To make matters worse, efforts are now underway to expand Metrolink. There are many reasons why this is a bad idea. They include:

1. The cost is enormous
2. St. Louis is too sparsely populated to sustain the system
3. More people are working at home and don’t need to commute.
4. The job market is dispersed.
5. With light rail we are stuck with a given route. If conditions change there is no room for flexibility.
6. Self driving cars and van pools can be utilized to provide cheap and flexible transportation.

A vital public transportation system is still important. Metrolink has stood in the way of a viable bus system. I recommend lots of buses with flexibility in their routes, van pools, and other means of public transportation.
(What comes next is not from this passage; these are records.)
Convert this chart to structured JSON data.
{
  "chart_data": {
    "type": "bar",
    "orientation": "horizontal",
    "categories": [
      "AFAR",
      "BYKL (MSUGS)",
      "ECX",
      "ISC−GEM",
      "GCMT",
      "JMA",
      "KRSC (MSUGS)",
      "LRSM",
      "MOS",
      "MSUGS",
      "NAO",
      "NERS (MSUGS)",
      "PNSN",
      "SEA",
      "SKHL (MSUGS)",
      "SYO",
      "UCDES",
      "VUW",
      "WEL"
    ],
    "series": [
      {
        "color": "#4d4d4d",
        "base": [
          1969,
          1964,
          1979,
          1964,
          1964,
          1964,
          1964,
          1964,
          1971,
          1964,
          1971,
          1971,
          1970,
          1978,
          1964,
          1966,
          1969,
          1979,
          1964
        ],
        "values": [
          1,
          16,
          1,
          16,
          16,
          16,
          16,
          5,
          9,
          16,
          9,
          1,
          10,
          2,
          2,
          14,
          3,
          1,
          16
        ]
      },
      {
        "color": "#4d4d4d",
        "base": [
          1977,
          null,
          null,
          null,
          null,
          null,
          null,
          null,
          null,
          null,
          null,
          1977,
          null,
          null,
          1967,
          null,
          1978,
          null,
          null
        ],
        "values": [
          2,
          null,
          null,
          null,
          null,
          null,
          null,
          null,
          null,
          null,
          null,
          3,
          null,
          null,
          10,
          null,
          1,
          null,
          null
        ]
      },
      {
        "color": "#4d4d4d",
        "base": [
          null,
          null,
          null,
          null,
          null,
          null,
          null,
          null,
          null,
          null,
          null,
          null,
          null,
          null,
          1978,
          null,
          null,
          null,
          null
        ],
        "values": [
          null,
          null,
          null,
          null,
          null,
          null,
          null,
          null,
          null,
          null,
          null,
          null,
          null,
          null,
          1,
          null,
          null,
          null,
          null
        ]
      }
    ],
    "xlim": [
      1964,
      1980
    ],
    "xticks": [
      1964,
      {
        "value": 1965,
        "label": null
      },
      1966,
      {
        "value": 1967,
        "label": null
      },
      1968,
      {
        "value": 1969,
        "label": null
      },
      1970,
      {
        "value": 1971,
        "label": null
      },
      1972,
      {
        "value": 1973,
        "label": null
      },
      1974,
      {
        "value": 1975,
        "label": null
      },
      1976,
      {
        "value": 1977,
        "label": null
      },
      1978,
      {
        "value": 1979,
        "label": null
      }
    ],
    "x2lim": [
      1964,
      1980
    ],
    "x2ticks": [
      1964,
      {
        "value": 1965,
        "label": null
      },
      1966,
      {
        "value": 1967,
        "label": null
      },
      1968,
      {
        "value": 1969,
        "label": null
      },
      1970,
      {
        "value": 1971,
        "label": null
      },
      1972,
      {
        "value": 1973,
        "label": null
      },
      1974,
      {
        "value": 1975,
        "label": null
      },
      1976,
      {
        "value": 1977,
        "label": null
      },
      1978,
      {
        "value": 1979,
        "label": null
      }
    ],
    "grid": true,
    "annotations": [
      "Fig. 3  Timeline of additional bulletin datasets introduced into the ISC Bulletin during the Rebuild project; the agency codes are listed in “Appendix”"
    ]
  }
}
The money spend on Metrolink can well be used to provide our region with a world class public transportation system.

St. Louis Affordable Housing Trust Fund

The St. Louis Post Dispatch had a good article about the status of the City of St. Louis Affordable Housing Trust Fund. This fund was voted on and approved by the voters of St. Louis about 15 years ago. The purpose of the fund is to construct, rehab, and preserve affordable housing. A hunk of the funds need to be used for persons at or below 50% of the area median income. It has served the community well and has contributed to neighborhood stabilization.

Mayor Slay and now Mayor Krewson have tapped into the fund for other purposes. While I am sympathetic to the financial needs of the city, the purpose for which the fund was established was for housing. I consider other uses to be illegal. Activists need to get on this issue.